Kafka is a distributed, append-only log. Producers write messages to topics, which are split into partitions stored on brokers. Consumers read from partitions at their own pace using offsets. Durability is guaranteed by replication across brokers; ordering is guaranteed within a single partition but not across partitions.

How to think about it

Kafka is the de facto streaming backbone in modern data platforms. Its design separates producers, storage, and consumers — making it resilient and independently scalable.

Core concepts

Topic — a named, append-only stream of records. Producers write to topics; consumers read from them.

Partition — a topic is split into N partitions. Each partition is an ordered, immutable log stored on one or more brokers. Parallelism equals partition count.

Offset — each message within a partition has a monotonically increasing integer offset. Consumers track their own position via offsets, enabling replay and exactly-once semantics.

Consumer group — a set of consumers that collaboratively consume a topic. Each partition is assigned to exactly one consumer in the group. Adding consumers up to the partition count increases read parallelism.

Broker — a Kafka server that stores partition data. A cluster runs multiple brokers for fault tolerance.

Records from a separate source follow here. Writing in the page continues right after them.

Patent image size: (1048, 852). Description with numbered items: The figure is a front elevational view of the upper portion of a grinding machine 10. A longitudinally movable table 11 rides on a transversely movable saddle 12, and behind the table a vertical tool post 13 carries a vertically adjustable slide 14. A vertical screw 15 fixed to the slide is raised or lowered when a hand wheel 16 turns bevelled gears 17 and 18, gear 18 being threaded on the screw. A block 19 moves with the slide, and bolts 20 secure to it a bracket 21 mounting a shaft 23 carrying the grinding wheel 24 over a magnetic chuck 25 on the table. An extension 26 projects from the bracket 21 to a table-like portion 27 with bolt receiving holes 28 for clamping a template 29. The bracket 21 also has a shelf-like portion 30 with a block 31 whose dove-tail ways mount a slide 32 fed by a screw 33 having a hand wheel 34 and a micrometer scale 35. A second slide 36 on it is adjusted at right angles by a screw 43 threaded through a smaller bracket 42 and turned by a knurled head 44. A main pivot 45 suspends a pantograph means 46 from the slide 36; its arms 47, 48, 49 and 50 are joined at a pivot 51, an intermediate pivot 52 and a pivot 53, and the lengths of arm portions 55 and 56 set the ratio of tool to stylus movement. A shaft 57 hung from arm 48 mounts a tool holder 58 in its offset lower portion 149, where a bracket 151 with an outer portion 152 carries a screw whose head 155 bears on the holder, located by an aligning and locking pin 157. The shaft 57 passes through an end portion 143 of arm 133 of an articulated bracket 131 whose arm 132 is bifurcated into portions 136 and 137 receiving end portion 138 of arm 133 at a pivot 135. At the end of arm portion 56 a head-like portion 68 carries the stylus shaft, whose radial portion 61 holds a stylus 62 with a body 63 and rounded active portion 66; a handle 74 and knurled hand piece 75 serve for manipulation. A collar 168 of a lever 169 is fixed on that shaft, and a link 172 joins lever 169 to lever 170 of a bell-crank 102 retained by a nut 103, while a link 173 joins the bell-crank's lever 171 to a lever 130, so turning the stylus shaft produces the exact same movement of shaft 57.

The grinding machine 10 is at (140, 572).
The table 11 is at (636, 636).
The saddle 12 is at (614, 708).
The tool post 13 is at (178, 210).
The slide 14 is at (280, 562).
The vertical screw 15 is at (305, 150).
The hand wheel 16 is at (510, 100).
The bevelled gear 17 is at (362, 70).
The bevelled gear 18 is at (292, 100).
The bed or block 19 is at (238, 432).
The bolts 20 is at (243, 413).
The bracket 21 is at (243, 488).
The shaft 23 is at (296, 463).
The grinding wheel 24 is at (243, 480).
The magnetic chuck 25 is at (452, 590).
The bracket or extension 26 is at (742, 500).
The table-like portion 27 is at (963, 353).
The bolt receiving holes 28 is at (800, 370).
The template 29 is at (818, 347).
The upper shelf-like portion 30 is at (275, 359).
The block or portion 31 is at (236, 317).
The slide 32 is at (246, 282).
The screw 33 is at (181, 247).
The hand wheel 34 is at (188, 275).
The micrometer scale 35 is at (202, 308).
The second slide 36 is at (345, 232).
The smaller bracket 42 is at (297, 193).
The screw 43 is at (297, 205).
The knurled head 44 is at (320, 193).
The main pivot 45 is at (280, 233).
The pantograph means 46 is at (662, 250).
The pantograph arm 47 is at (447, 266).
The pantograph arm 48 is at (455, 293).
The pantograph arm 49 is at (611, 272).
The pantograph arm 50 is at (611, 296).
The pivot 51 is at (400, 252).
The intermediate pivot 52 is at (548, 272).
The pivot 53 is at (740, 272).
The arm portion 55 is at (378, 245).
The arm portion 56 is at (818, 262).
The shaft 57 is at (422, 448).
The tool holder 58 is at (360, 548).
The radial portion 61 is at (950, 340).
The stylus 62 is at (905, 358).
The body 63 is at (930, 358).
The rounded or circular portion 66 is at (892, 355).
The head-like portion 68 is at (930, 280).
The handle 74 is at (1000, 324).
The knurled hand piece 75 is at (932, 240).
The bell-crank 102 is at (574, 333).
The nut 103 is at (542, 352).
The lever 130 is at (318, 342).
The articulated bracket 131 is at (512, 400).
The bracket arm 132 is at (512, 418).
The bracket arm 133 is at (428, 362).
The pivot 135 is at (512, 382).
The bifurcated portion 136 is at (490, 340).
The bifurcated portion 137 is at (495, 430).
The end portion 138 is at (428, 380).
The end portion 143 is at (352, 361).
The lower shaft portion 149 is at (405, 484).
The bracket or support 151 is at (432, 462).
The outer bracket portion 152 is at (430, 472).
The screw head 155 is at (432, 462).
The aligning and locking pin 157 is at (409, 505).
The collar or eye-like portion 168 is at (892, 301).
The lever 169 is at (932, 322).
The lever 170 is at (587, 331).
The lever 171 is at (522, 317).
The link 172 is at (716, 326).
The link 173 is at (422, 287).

# Spark Structured Streaming reading from Kafka
df = spark.readStream \
    .format("kafka") \
    .option("kafka.bootstrap.servers", "broker:9092") \
    .option("subscribe", "user_events") \
    .option("startingOffsets", "earliest") \
    .load()

events = df.selectExpr("CAST(value AS STRING) as json_payload", "timestamp")

Durability: replication

Each partition has one leader and N-1 followers (replicas). Producers write to the leader; followers replicate asynchronously. A message is “committed” only after min.insync.replicas replicas acknowledge it.

Setting acks=all in the producer config means the broker only acknowledges after all in-sync replicas have written — strongest durability guarantee.

Ordering guarantee

Within a single partition, messages are strictly ordered by offset. Across partitions, there is no global order. To order by a key (e.g., user events for the same user), use a partition key — Kafka hashes the key deterministically to always route that key to the same partition.

# Producer: route all events for the same user_id to the same partition
producer.send("user_events", key=user_id.encode(), value=payload)

Retention and replay

Kafka retains messages for a configurable period (default 7 days) regardless of whether they have been consumed. Consumers can rewind their offset to replay events — a powerful feature for reprocessing pipelines after bug fixes.